En versions monochromes et énigmatiques, les œuvres du peintre chinois Yan Pei-Ming instrumentalisent Mao et fouillent les tréfonds humains dans les portraits de son père. Pour lever un coin du voile sur l'artiste installé depuis 1980 en France, direction le musée Unterlinden, à Colmar jusqu'au 11 octobre.

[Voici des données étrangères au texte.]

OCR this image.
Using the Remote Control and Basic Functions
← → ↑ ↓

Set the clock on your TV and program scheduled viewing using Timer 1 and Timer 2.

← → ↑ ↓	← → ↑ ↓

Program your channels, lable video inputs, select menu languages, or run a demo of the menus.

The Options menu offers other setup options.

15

On se laisse happer dans cette œuvre au noir qu’est le diptyque Pandémie de l’artiste chinois Yan Pei-Ming, point d’orgue de l’exposition Au nom du père, que le musée Unterlinden à Colmar consacre à quatre décennies de son œuvre. Dans la noirceur de cette toile de 4 mètres sur 5, comme après un cataclysme, on discerne un terrain vague sur lequel des hommes creusent des tombes pour enterrer les victimes, un animal qui pourrait être un chat noir, sombre présage, et au fond la coupole de Saint Pierre de Rome. L'artiste s'y est représenté. Le tableau est sombre, chaotique, mais vibrant.
Cette composition monumentale se veut un écho contemporain au Retable d’Issenheim, trésor de la collection permanente du musée Unterlinden. Peint par Matthias Grünewald il y a plus de 500 ans, ce chef-d’œuvre évoque les malades alors contaminés par l’ergot de seigle.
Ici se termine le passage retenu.